To receive telemetry from Node B through the Ground Interface from Node A, Telemetry and Event Connections can be defined through the pattern graph specifiers. The hub replaces Svc::ActiveLogger and Svc::TlmChan in the pattern graph specifiers of Node B, which would reroute all events and logs to the hub and to the ActiveLogger and TlmChan of Node A. Events and Telemetry have a dedicated Port In the hub, which are connected to Node A’s Event Logger and Tlm Send through the Log Send and Tlm Send port of the hub.

  # In Node B's topology.fpp  
    ...
    # event connections instance b_eventLogger
    event connections instance b_hub 

    # telemetry connections instance b_tlmSend
    telemetry connections instance b_hub
    ...
  # In Node A's topology.fpp  
    ...
    connections hub {
      a_hub.LogSend -> a_eventLogger.LogRecv
      a_hub.TlmSend -> a_tlmSend.TlmRecv
    } 
    ...

Implementation Notes

All instances names should be unique across the entire F´ System. Telemetry channels and events are named based on their respective component instance name, and re-using the same instance name between multiple deployments may result in naming conflicts.

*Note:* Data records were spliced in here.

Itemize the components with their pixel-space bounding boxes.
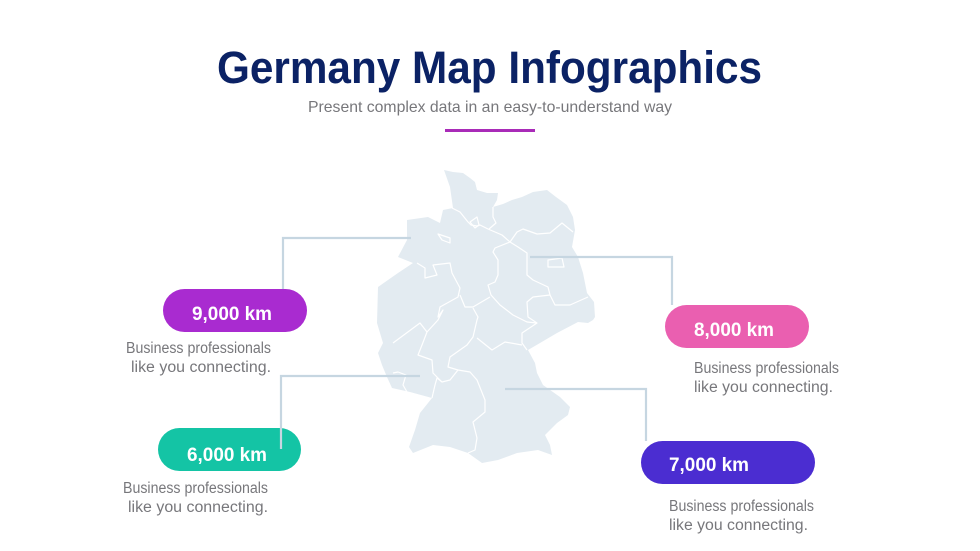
pill: 9,000 km <box>163 289 307 332</box>
subtitle: Present complex data in an easy-to-understand way <box>308 99 672 116</box>
pill: 6,000 km <box>158 428 301 471</box>
pill: 7,000 km <box>641 441 815 484</box>
connector: 7,000 km <box>505 389 646 441</box>
text: 7,000 km description: like you connecting. <box>669 517 808 534</box>
pill: 9,000 km: 9,000 km <box>192 304 272 325</box>
map of Germany <box>377 170 595 463</box>
text: 6,000 km description: like you connecting. <box>128 499 268 516</box>
pill: 7,000 km: 7,000 km <box>669 455 749 476</box>
text: 7,000 km description: Business professionals <box>669 498 814 515</box>
text: 8,000 km description: Business professionals <box>694 360 839 377</box>
connector: 9,000 km <box>283 238 411 289</box>
text: 7,000 km description <box>669 498 814 534</box>
title underline <box>445 129 535 132</box>
text: 8,000 km description: like you connecting. <box>694 379 833 396</box>
text: 8,000 km description <box>694 360 839 396</box>
text: 6,000 km description <box>123 480 268 516</box>
pill: 8,000 km: 8,000 km <box>694 320 774 341</box>
state borders <box>393 207 588 453</box>
title: Germany Map Infographics <box>217 42 762 93</box>
text: 9,000 km description: Business professionals <box>126 340 271 357</box>
pill: 6,000 km: 6,000 km <box>187 445 267 466</box>
text: 6,000 km description: Business professionals <box>123 480 268 497</box>
pill: 8,000 km <box>665 305 809 348</box>
connector: 8,000 km <box>530 257 672 305</box>
text: 9,000 km description <box>126 340 271 376</box>
text: 9,000 km description: like you connecting. <box>131 359 271 376</box>
connector: 6,000 km <box>281 376 420 449</box>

Creating a Combined Dictionary for a Multi-deployment System

Since this system is running on two deployments, the command, telemetry, and event dictionaries need to be merged together so the GDS can process data received from both deployments. Running fprime-gds using a dictionary from build-artifacts of one deployment but not both would drop telemetry and logging from the other deployment, and GDS will not display any inner-deployment commands. Using FPP Tools, we can generate a list of dependencies for topologies of both deployments and create a combined dictionary.

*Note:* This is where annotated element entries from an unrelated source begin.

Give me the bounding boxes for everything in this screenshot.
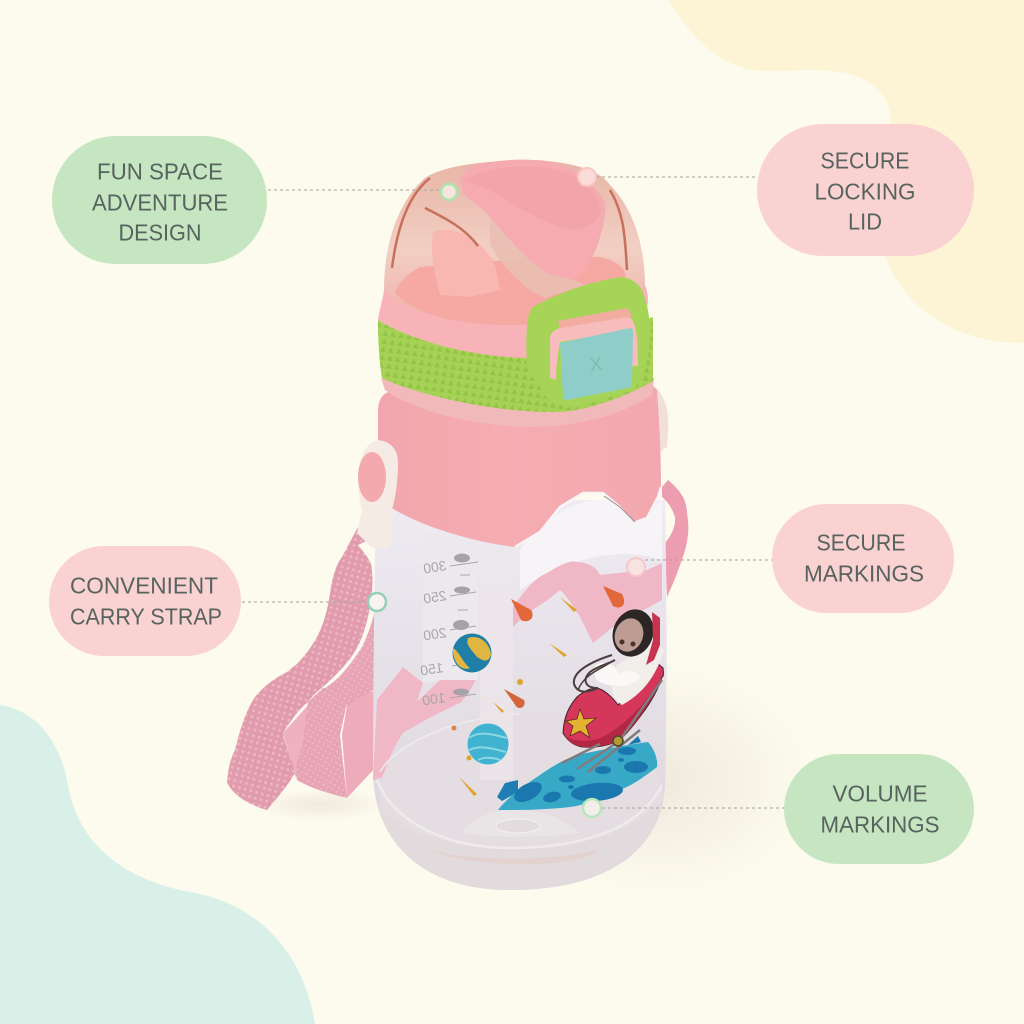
blob: bottom left teal [0, 705, 315, 1024]
moon surface [497, 736, 657, 810]
inner floor [395, 257, 625, 325]
strap seen through bottle [373, 562, 662, 780]
marker: markings [627, 558, 645, 576]
back of strap [283, 703, 310, 778]
clear body [370, 490, 670, 900]
flip lid top surface [465, 166, 601, 229]
label: secure markings [772, 504, 954, 613]
lower trim [381, 378, 654, 427]
marker: strap [368, 593, 386, 611]
carry strap: right side [662, 480, 688, 597]
label: volume markings: MARKINGS [820, 812, 940, 838]
marker: lid [578, 168, 596, 186]
bottle base [382, 771, 385, 777]
lid collar [378, 285, 648, 358]
green grip band [378, 317, 653, 412]
leader lines [242, 177, 784, 808]
label: fun space adventure design: ADVENTURE [92, 190, 228, 216]
label: secure markings: MARKINGS [804, 560, 924, 586]
planet: earth [452, 634, 492, 672]
reflections [392, 178, 627, 270]
glare under sleeve [520, 495, 662, 590]
straw [480, 550, 513, 780]
label: convenient carry strap: CONVENIENT [70, 572, 218, 598]
label: secure locking lid: SECURE [820, 148, 910, 174]
volume scale panel: 200 [422, 624, 447, 644]
long outer band [227, 527, 375, 810]
volume scale panel [420, 554, 478, 706]
label: volume markings [784, 754, 974, 864]
right side button [655, 387, 668, 452]
strap shadow [250, 789, 390, 821]
volume scale panel: 250 [422, 587, 447, 607]
volume scale panel: 100 [421, 689, 446, 709]
carry strap: left loops [227, 527, 400, 810]
label: secure locking lid: LID [848, 208, 882, 234]
blob: top right yellow [668, 0, 1024, 343]
planet: blue [468, 724, 508, 764]
lock button [560, 328, 633, 400]
label: fun space adventure design: DESIGN [118, 220, 202, 246]
clear dome [384, 160, 645, 325]
space graphic [452, 586, 664, 810]
label: convenient carry strap: CARRY STRAP [70, 604, 222, 630]
volume scale panel: 150 [419, 659, 444, 679]
label: secure markings: SECURE [816, 530, 906, 556]
meteors [511, 599, 533, 621]
label: secure locking lid: LOCKING [814, 178, 916, 204]
label: fun space adventure design: FUN SPACE [97, 158, 223, 184]
rocket sled [562, 663, 663, 772]
marker: volume [583, 799, 601, 817]
upper right band [323, 540, 400, 707]
lock clasp: X [588, 353, 604, 377]
bottle illustration [227, 160, 688, 900]
label: secure locking lid [757, 124, 974, 256]
flip lid tab [460, 160, 605, 280]
astronaut [574, 604, 664, 705]
label: volume markings: VOLUME [832, 780, 928, 806]
volume scale panel: 300 [422, 557, 447, 577]
label: convenient carry strap [49, 546, 241, 656]
front lower band [296, 688, 348, 798]
marker: design [441, 184, 457, 200]
strap buckle [357, 440, 398, 548]
inner valve [432, 230, 500, 297]
pink sleeve [378, 383, 661, 547]
label: fun space adventure design [52, 136, 267, 264]
bottle shadow [510, 665, 810, 895]
lock clasp [526, 277, 650, 408]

Create a new directory structure on the same level as the two other deployments. Additionally, create a new topology.fpp file and a shell script file within the directory. The directory structure should look like this:

  FPrimeProject
  ├── build
  ├── build-artifacts
  ├── ...
  ├── Node_A_Deployment
  ├── Node_B_Deployment
  └── GDSDictionary
    ├── generate_dictionary.sh
    └── topology.fp

In the new topology.fpp file, import the topologies from the two deployments like this:

  # In GDSDictionary/Topology.fpp
  topology GDSDictionary {
    import NodeA.NodeA
    import NodeB.NodeB
  } 

Using FPP-Tools, we can manually generate a ground dictionary by finding the dependencies of GDSDictionary, which includes the dependencies of Node A and Node B. fpp-depend writes out the names of generated files during dependency analysis. This uses the locs.fpp file generated when running fprime-util generate and retrieves the files needed to build the dictionaries for both Node A and Node B. fpp-to-dict uses these dependencies and builds a dictionary. These can be either ran in the terminal or executed with a shell script.

#!/bin/bash

fpp-depend ../build-fprime-automatic-native/locs.fpp topology.fpp -g deps.txt
tr '\n' ',' < deps.txt | sed 's/,$//' > deps-comma.txt
fpp-to-dict -i `cat deps-comma.txt` topology.fpp

See FPP User’s Guide for generating dictionaries using fpp-to-dict.